Lung cancer trends demonstrated a clear divergence between men and women. Male incidence declined, aligning with long-term reductions in smoking prevalence, whereas female incidence increased in accordance with rising smoking rates and targeted tobacco marketing campaigns beginning in the late 1980s [39,40]. Occupational and environmental exposures may also contribute to these sex-specific patterns [40], and future research incorporating exposure histories would be valuable.

This study has several strengths. It uses high-quality nationwide cancer registry data that capture nearly the entire Korean population and applies age–period–cohort modeling to disentangle temporal trends that are not apparent from age-specific analysis alone. The inclusion of multiple cancer types provides a broad perspective on Korea’s epidemiologic transition and highlights distinct generational patterns that may warrant focused attention.
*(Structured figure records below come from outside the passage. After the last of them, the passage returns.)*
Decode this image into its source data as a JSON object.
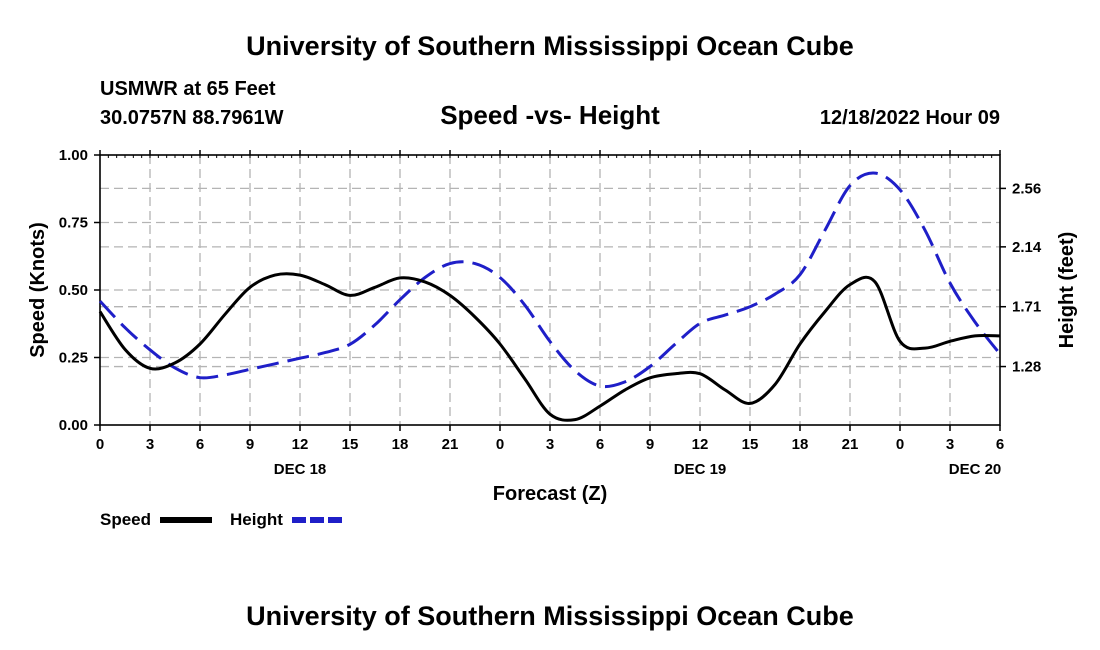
{
  "page": {
    "title": "University of Southern Mississippi Ocean Cube",
    "bottom_title": "University of Southern Mississippi Ocean Cube",
    "station": "USMWR at 65 Feet",
    "coords": "30.0757N  88.7961W",
    "subtitle": "Speed -vs- Height",
    "date": "12/18/2022 Hour 09"
  },
  "chart_data": {
    "type": "line",
    "title": "Speed -vs- Height",
    "xlabel": "Forecast (Z)",
    "ylabel": "Speed (Knots)",
    "y2label": "Height (feet)",
    "grid": true,
    "xlim": [
      0,
      54
    ],
    "ylim": [
      0,
      1
    ],
    "y2lim": [
      0.86,
      2.8
    ],
    "x_ticks": [
      0,
      3,
      6,
      9,
      12,
      15,
      18,
      21,
      24,
      27,
      30,
      33,
      36,
      39,
      42,
      45,
      48,
      51,
      54
    ],
    "x_tick_labels": [
      "0",
      "3",
      "6",
      "9",
      "12",
      "15",
      "18",
      "21",
      "0",
      "3",
      "6",
      "9",
      "12",
      "15",
      "18",
      "21",
      "0",
      "3",
      "6"
    ],
    "y_ticks": [
      0,
      0.25,
      0.5,
      0.75,
      1.0
    ],
    "y_tick_labels": [
      "0.00",
      "0.25",
      "0.50",
      "0.75",
      "1.00"
    ],
    "y2_ticks": [
      1.28,
      1.71,
      2.14,
      2.56
    ],
    "y2_tick_labels": [
      "1.28",
      "1.71",
      "2.14",
      "2.56"
    ],
    "date_labels": [
      {
        "x": 12,
        "label": "DEC 18"
      },
      {
        "x": 36,
        "label": "DEC 19"
      },
      {
        "x": 52.5,
        "label": "DEC 20"
      }
    ],
    "series": [
      {
        "name": "Speed",
        "axis": "left",
        "color": "#000000",
        "dash": "solid",
        "x": [
          0,
          1.5,
          3,
          4.5,
          6,
          7.5,
          9,
          10.5,
          12,
          13.5,
          15,
          16.5,
          18,
          19.5,
          21,
          22.5,
          24,
          25.5,
          27,
          28.5,
          30,
          31.5,
          33,
          34.5,
          36,
          37.5,
          39,
          40.5,
          42,
          43.5,
          45,
          46.5,
          48,
          49.5,
          51,
          52.5,
          54
        ],
        "y": [
          0.42,
          0.28,
          0.21,
          0.23,
          0.3,
          0.41,
          0.51,
          0.555,
          0.555,
          0.52,
          0.48,
          0.51,
          0.545,
          0.53,
          0.48,
          0.4,
          0.3,
          0.17,
          0.04,
          0.02,
          0.07,
          0.13,
          0.175,
          0.19,
          0.19,
          0.13,
          0.08,
          0.15,
          0.3,
          0.42,
          0.52,
          0.53,
          0.31,
          0.285,
          0.31,
          0.33,
          0.33
        ]
      },
      {
        "name": "Height",
        "axis": "right",
        "color": "#1f1fc8",
        "dash": "dashed",
        "x": [
          0,
          1.5,
          3,
          4.5,
          6,
          7.5,
          9,
          10.5,
          12,
          13.5,
          15,
          16.5,
          18,
          19.5,
          21,
          22.5,
          24,
          25.5,
          27,
          28.5,
          30,
          31.5,
          33,
          34.5,
          36,
          37.5,
          39,
          40.5,
          42,
          43.5,
          45,
          46.5,
          48,
          49.5,
          51,
          52.5,
          54
        ],
        "y": [
          1.75,
          1.56,
          1.4,
          1.27,
          1.2,
          1.22,
          1.26,
          1.3,
          1.34,
          1.38,
          1.44,
          1.58,
          1.76,
          1.92,
          2.02,
          2.02,
          1.92,
          1.72,
          1.46,
          1.25,
          1.14,
          1.17,
          1.28,
          1.44,
          1.59,
          1.65,
          1.71,
          1.8,
          1.94,
          2.26,
          2.58,
          2.67,
          2.55,
          2.26,
          1.88,
          1.6,
          1.37
        ]
      }
    ],
    "legend": {
      "position": "bottom-left",
      "items": [
        "Speed",
        "Height"
      ]
    }
  }
}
However, several limitations should be noted. The APC framework is subject to inherent identifiability constraints, and although model fit was acceptable, independent interpretation of age, period, and cohort effects requires caution [34]. Second, the registry-based design precludes analysis of individual-level exposures such as lifestyle, environmental determinants, or socioeconomic factors. As a result, potential explanations for observed trends remain speculative. Third, early incidence data may be less complete; restricting the analysis to 2001 onward helped mitigate this issue. Finally, as an ecological study, causal inference cannot be established.

In summary, this study characterizes long-term cancer incidence patterns in Korea across multiple cancer types and reveals substantial heterogeneity in age, period, and cohort effects. These findings provide foundational epidemiologic insight into generational shifts in cancer burden but should be interpreted within the limitations of registry-based data. Continued surveillance and future studies incorporating individual-level risk factors are needed to better understand the drivers of Korea’s changing cancer landscape.